28 ago 2007

Prólogo

La tradición oral es muy importante en el folklore de una nación. Su influjo es lo que ha logrado levantar, a partir de las cenizas de una colonia, una nación hecha de las macizas espaldas de inmigrantes de todas las nacionalidades, gracias a cuyas bocas herederas, leyendas como la del Tambor de Tacuarí, Las niñas de Ayohuma y La del Pitufo Enrique, han prevalecido hasta nuestros días y aún hoy inspiran a grandes y pequeños de todo el país.

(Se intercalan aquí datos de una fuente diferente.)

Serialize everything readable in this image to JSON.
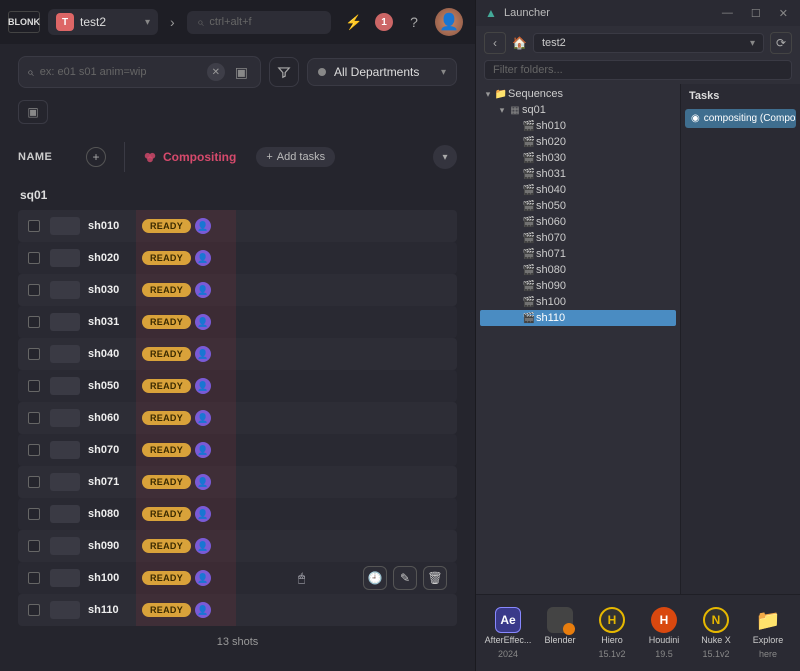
{
  "header": {
    "logo_text": "BLONK",
    "project_initial": "T",
    "project_name": "test2",
    "search_placeholder": "ctrl+alt+f",
    "notification_count": "1"
  },
  "filter": {
    "placeholder": "ex: e01 s01 anim=wip",
    "department_label": "All Departments"
  },
  "table": {
    "name_header": "NAME",
    "column_label": "Compositing",
    "add_tasks_label": "Add tasks",
    "sequence": "sq01",
    "footer": "13 shots",
    "shots": [
      {
        "name": "sh010",
        "status": "READY"
      },
      {
        "name": "sh020",
        "status": "READY"
      },
      {
        "name": "sh030",
        "status": "READY"
      },
      {
        "name": "sh031",
        "status": "READY"
      },
      {
        "name": "sh040",
        "status": "READY"
      },
      {
        "name": "sh050",
        "status": "READY"
      },
      {
        "name": "sh060",
        "status": "READY"
      },
      {
        "name": "sh070",
        "status": "READY"
      },
      {
        "name": "sh071",
        "status": "READY"
      },
      {
        "name": "sh080",
        "status": "READY"
      },
      {
        "name": "sh090",
        "status": "READY"
      },
      {
        "name": "sh100",
        "status": "READY",
        "actions": true
      },
      {
        "name": "sh110",
        "status": "READY"
      }
    ]
  },
  "launcher": {
    "title": "Launcher",
    "breadcrumb": "test2",
    "filter_placeholder": "Filter folders...",
    "tasks_header": "Tasks",
    "task_item": "compositing (Composi...",
    "tree": [
      {
        "level": 0,
        "expanded": true,
        "icon": "folder",
        "label": "Sequences"
      },
      {
        "level": 1,
        "expanded": true,
        "icon": "grid",
        "label": "sq01"
      },
      {
        "level": 2,
        "icon": "clap",
        "label": "sh010"
      },
      {
        "level": 2,
        "icon": "clap",
        "label": "sh020"
      },
      {
        "level": 2,
        "icon": "clap",
        "label": "sh030"
      },
      {
        "level": 2,
        "icon": "clap",
        "label": "sh031"
      },
      {
        "level": 2,
        "icon": "clap",
        "label": "sh040"
      },
      {
        "level": 2,
        "icon": "clap",
        "label": "sh050"
      },
      {
        "level": 2,
        "icon": "clap",
        "label": "sh060"
      },
      {
        "level": 2,
        "icon": "clap",
        "label": "sh070"
      },
      {
        "level": 2,
        "icon": "clap",
        "label": "sh071"
      },
      {
        "level": 2,
        "icon": "clap",
        "label": "sh080"
      },
      {
        "level": 2,
        "icon": "clap",
        "label": "sh090"
      },
      {
        "level": 2,
        "icon": "clap",
        "label": "sh100"
      },
      {
        "level": 2,
        "icon": "clap",
        "label": "sh110",
        "selected": true
      }
    ],
    "apps": [
      {
        "short": "Ae",
        "cls": "ae-icon",
        "name": "AfterEffec...",
        "ver": "2024"
      },
      {
        "short": "",
        "cls": "bl-icon",
        "name": "Blender",
        "ver": ""
      },
      {
        "short": "H",
        "cls": "hi-icon",
        "name": "Hiero",
        "ver": "15.1v2"
      },
      {
        "short": "H",
        "cls": "ho-icon",
        "name": "Houdini",
        "ver": "19.5"
      },
      {
        "short": "N",
        "cls": "nx-icon",
        "name": "Nuke X",
        "ver": "15.1v2"
      },
      {
        "short": "📁",
        "cls": "ex-icon",
        "name": "Explore",
        "ver": "here"
      }
    ]
  }
}
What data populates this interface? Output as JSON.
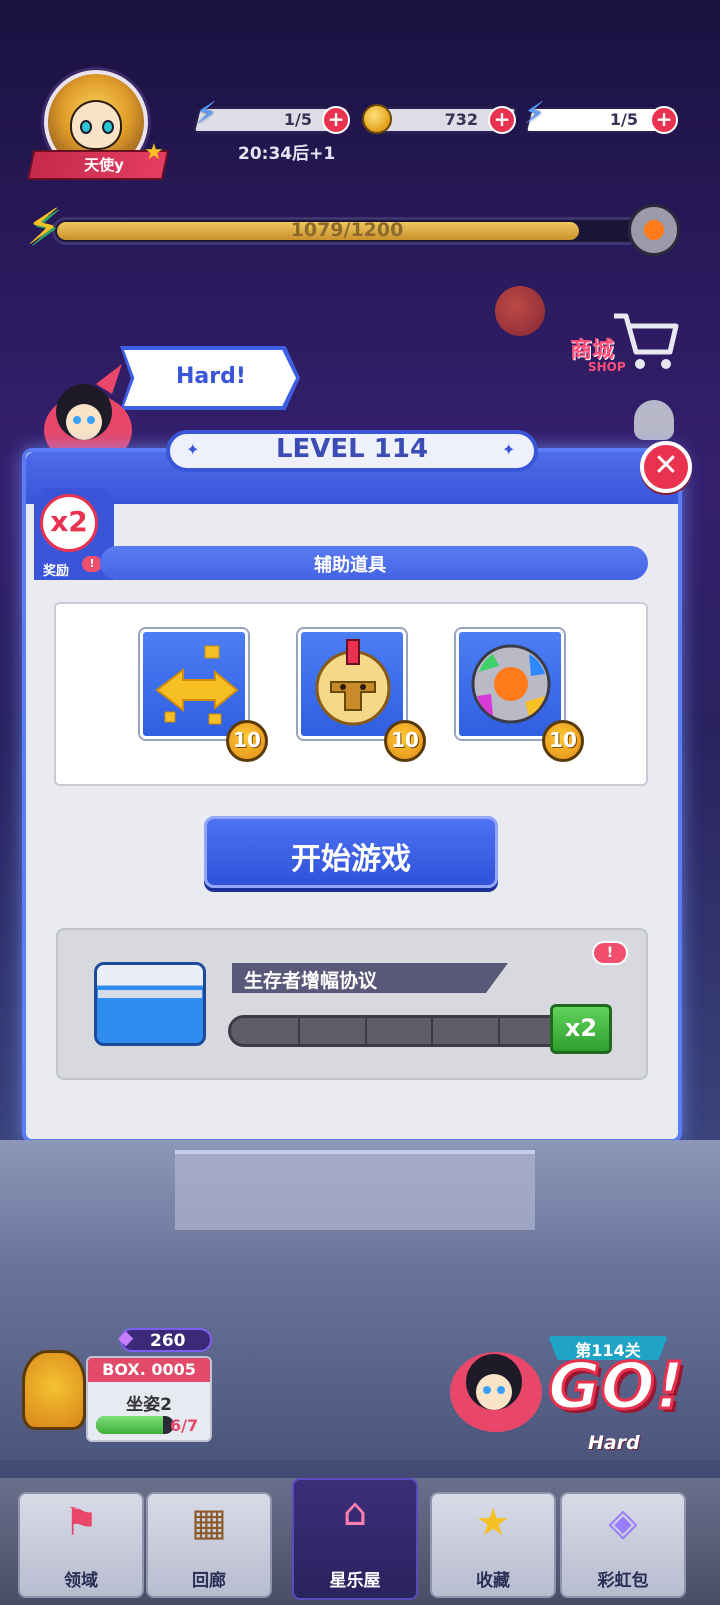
{
  "player": {
    "name": "天使y"
  },
  "resources": {
    "energy": {
      "value": "1/5",
      "icon": "lightning-bolt-icon"
    },
    "coins": {
      "value": "732",
      "icon": "coin-icon"
    },
    "energy_bonus": {
      "value": "1/5",
      "icon": "lightning-bolt-icon"
    },
    "timer": "20:34后+1"
  },
  "xp": {
    "text": "1079/1200",
    "current": 1079,
    "max": 1200
  },
  "shop": {
    "label": "商城",
    "sub": "SHOP"
  },
  "difficulty": {
    "label": "Hard!"
  },
  "modal": {
    "level": "LEVEL 114",
    "close_icon": "close-icon",
    "reward": {
      "multiplier": "x2",
      "label": "奖励",
      "badge": "!"
    },
    "aux_title": "辅助道具",
    "items": [
      {
        "name": "swap-arrows",
        "icon": "swap-arrows-icon",
        "count": "10"
      },
      {
        "name": "gladiator-helmet",
        "icon": "helmet-icon",
        "count": "10"
      },
      {
        "name": "color-orb",
        "icon": "color-orb-icon",
        "count": "10"
      }
    ],
    "start_label": "开始游戏",
    "box": {
      "title": "生存者增幅协议",
      "alert": "!",
      "segments": 5,
      "filled_segments": 0,
      "ticket": "x2"
    }
  },
  "bottom": {
    "gems": "260",
    "box_code": "BOX. 0005",
    "box_name": "坐姿2",
    "box_progress_text": "6/7",
    "box_progress": 0.857,
    "go": {
      "stage": "第114关",
      "label": "GO!",
      "difficulty": "Hard"
    }
  },
  "nav": [
    {
      "label": "领域",
      "icon": "domain-icon"
    },
    {
      "label": "回廊",
      "icon": "gallery-icon"
    },
    {
      "label": "星乐屋",
      "icon": "star-house-icon"
    },
    {
      "label": "收藏",
      "icon": "star-icon"
    },
    {
      "label": "彩虹包",
      "icon": "rainbow-pack-icon"
    }
  ],
  "colors": {
    "accent_blue": "#3a55d8",
    "accent_red": "#e8324f",
    "gold": "#f6c024",
    "green": "#3fae3a"
  }
}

Muchas de estas historias son, sin embargo, inciertas. De la gran mayoría de sus protagonistas se desconoce su procedencia y verdadero nombre, a excepción de aquellos a quienes la generocidad, de ciertas agencias de publicidad bien encaminadas, ha determinado concederles identidades para fomentar la venta de productos que van desde suavizante de ropa de orgásmicas fragancias, hasta neumáticos de calidad superior.
Pero aún así, toda historia tiene un comienzo real, que no tiene por qué ser necesariamente el principio de la historia en cuestión. La de Ninjarg, por ejemplo, tiene su principio en Boulogne hace diecinueve años, pero comienza hace no más de dos.
Es una historia que comienza como todas las historias que valen la pena ser contadas. Y una que comienza muy simplemente, además.
Es una historia que comienza con un asado.